On November 21 and November 22nd the Raleigh News and Observer and Charlotte Observer published my thoughts about two of this year’s award-winning children’s books–the piece follows below.
Writing about the American Library Awards allows me to re-read, re-think and reflect. My thoughts on the 2014 Caldecott for best illustrations and Newbery Awards for longer books follow.

Brian Floca’s Locomotive won the Caldecott Award (Atheneum, ages 6-10). The narrative nonfiction moves full throttle into a rich journey following an unnamed family’s 1896 journey from Omaha to Sacramento on the new Transcontinental Railroad. Along the way Floca reveals myriad facets of traveling west, beginning with a sensory view of the railroad’s construction “with a grunt and a heave and a swing/ with the ring of shovels on stone/ the ring of hammers on spikes: clank, clank clank.” Along the way readers meet those who run the train, the mechanics of its operation, and the thrill of chugging through the landscape.

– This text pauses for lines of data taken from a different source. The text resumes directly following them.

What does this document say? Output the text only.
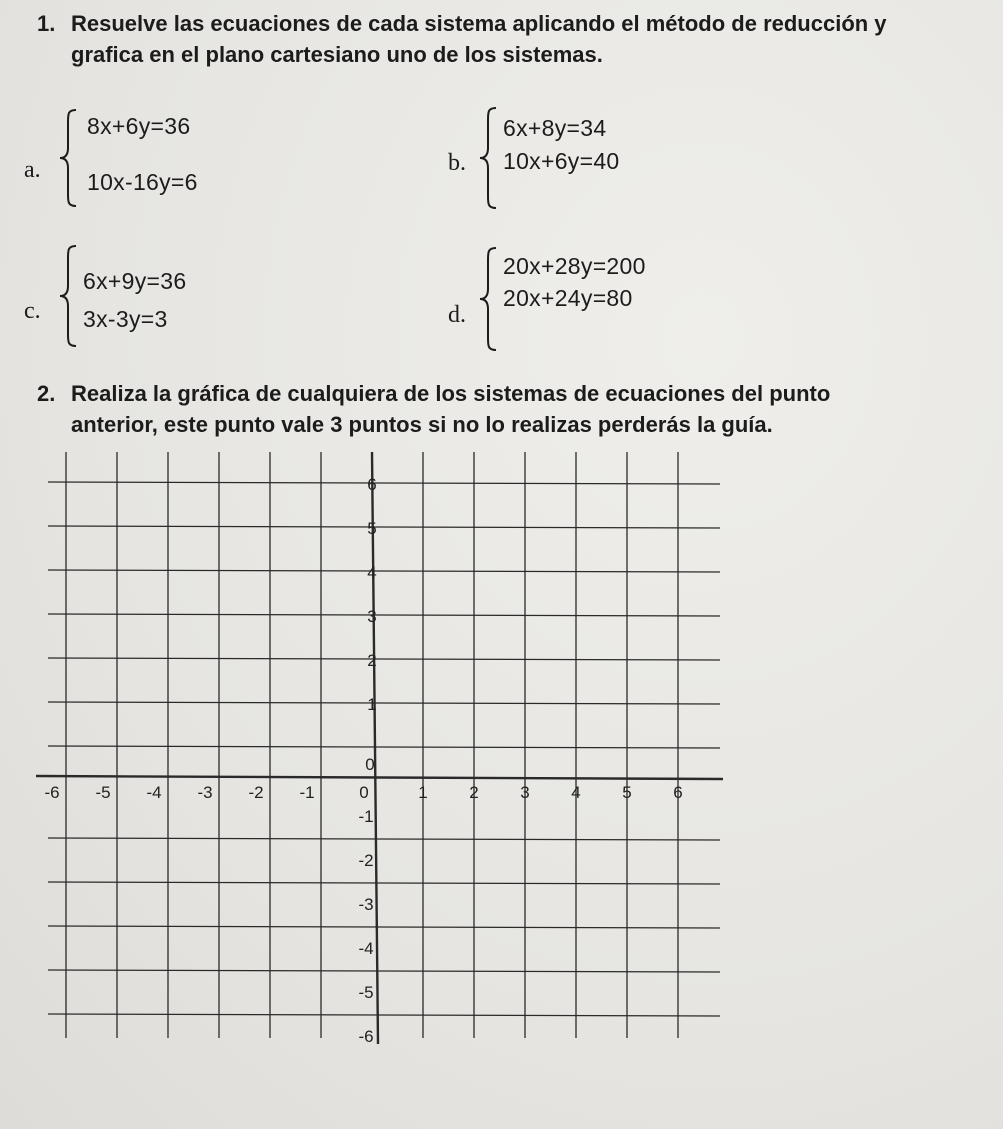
1. Resuelve las ecuaciones de cada sistema aplicando el método de reducción y
grafica en el plano cartesiano uno de los sistemas.
a.
8x+6y=36
10x-16y=6
b.
6x+8y=34
10x+6y=40
c.
6x+9y=36
3x-3y=3	d.
20x+28y=200
20x+24y=80
2. Realiza la gráfica de cualquiera de los sistemas de ecuaciones del punto
anterior, este punto vale 3 puntos si no lo realizas perderás la guía.
-6 -5 -4 -3 -2 -1	0	1 2 3 4 5 6
6
5
4
3
2
1
0
-1
-2
-3
-4
-5
-6
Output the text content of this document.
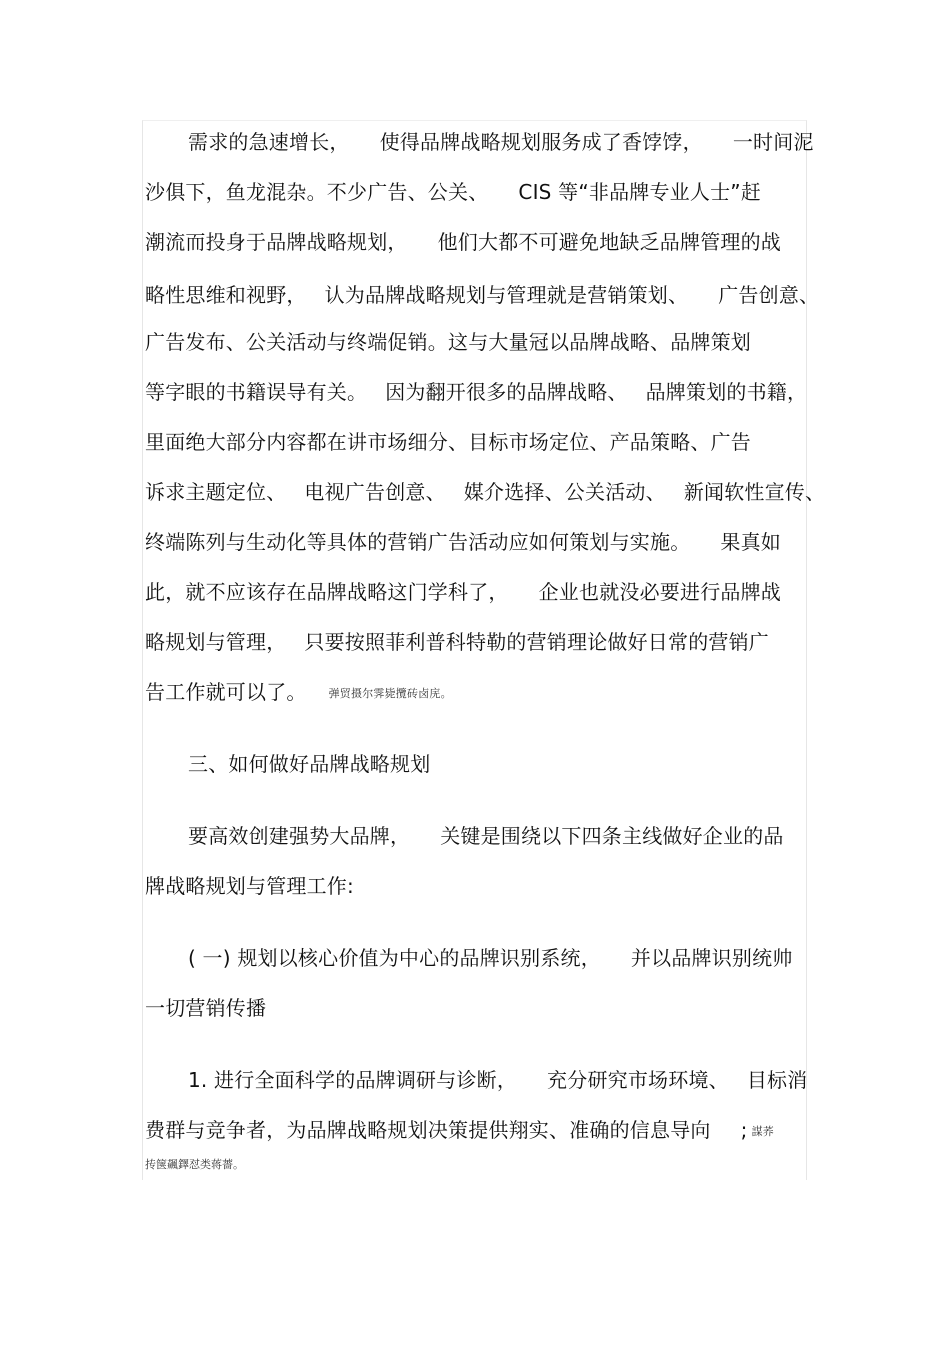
需求的急速增长， 使得品牌战略规划服务成了香饽饽， 一时间泥
沙俱下，鱼龙混杂。不少广告、公关、 CIS 等“非品牌专业人士”赶
潮流而投身于品牌战略规划， 他们大都不可避免地缺乏品牌管理的战
略性思维和视野， 认为品牌战略规划与管理就是营销策划、 广告创意、
广告发布、公关活动与终端促销。这与大量冠以品牌战略、品牌策划
等字眼的书籍误导有关。 因为翻开很多的品牌战略、 品牌策划的书籍，
里面绝大部分内容都在讲市场细分、目标市场定位、产品策略、广告
诉求主题定位、 电视广告创意、 媒介选择、公关活动、 新闻软性宣传、
终端陈列与生动化等具体的营销广告活动应如何策划与实施。 果真如
此，就不应该存在品牌战略这门学科了， 企业也就没必要进行品牌战
略规划与管理， 只要按照菲利普科特勒的营销理论做好日常的营销广
告工作就可以了。 弹贸摄尔霁毙攬砖卤庑。
三、如何做好品牌战略规划
要高效创建强势大品牌， 关键是围绕以下四条主线做好企业的品
牌战略规划与管理工作:
( 一) 规划以核心价值为中心的品牌识别系统， 并以品牌识别统帅
一切营销传播
1. 进行全面科学的品牌调研与诊断， 充分研究市场环境、 目标消
费群与竞争者，为品牌战略规划决策提供翔实、准确的信息导向 ; 謀荞
抟箧飆鐸怼类蒋薔。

Floca’s illustrations thoughtfully integrate the story with visual depictions of the fictional family, and typography as varied as the journey itself. One detailed watercolor spread shows the iron horse dominating every inch of the right side, while on the left, the family is comparatively dwarfed. Smoke billows across the top, uniting the two images. While the Caldecott Award only rewards illustrations, I prefer the honorees like “Locomotive” that eloquently blend words and pictures. The stanzas of text represent its lyricism and pictures sing with sophistication. The oversized book holds a breadth of ideas and an expansive range of illustrations and writing. When trends extol 600-word picture books, this author-illustrator lets readers luxuriate in the full lushness of his artistry.
Kate DiCamillo won her second Newbery Medal for Flora & Ulysses: The Illuminated Adventures” (Candlewick, ages 8 and up). The book begins with a comic strip wherein an unsuspecting squirrel is sucked into a vacuum cleaner. This heralds originality in structure, plot and style. Switching to a more conventional text with illustrations, the author witnesses the squirrel’s transformed thinking, his “brain felt larger, roomier … as if several doors in the dark room of his self had suddenly been flung wide.”
Who can believe this wackiness? The 10-year-old, comic-devotee and natural-born cynic Flora Belle Buckman, who knows superheroes are “born of ridiculous and unlikely circumstances.” Flora (thanks to DiCamillo) has a masterful command of wit, words and layered meaning. The sensory description of Flora’s mother speaking while sucking a Pitzer Pop with “sound rocky and sharp-edged” succinctly represents the self-absorbed woman who cares more for her shepherdess lamp with a “pink-cheeked smirk plastered on her face” than for her brilliant daughter.
The book works at several levels. Sophisticated readers can plumb levels of longing and loss. Young readers will be drawn to the cheerful humor and slapstick that aid the author in deftly avoiding pathos. How can you be sad when your best friend is a squirrel who can fly, lift a vacuum and type poetry? DiCamillo sprinkles her chapters with Flora’s favorite comic book quotes, “Holy Bagumba!” and “Holy unanticipated occurrences!” Both describe the book perfectly.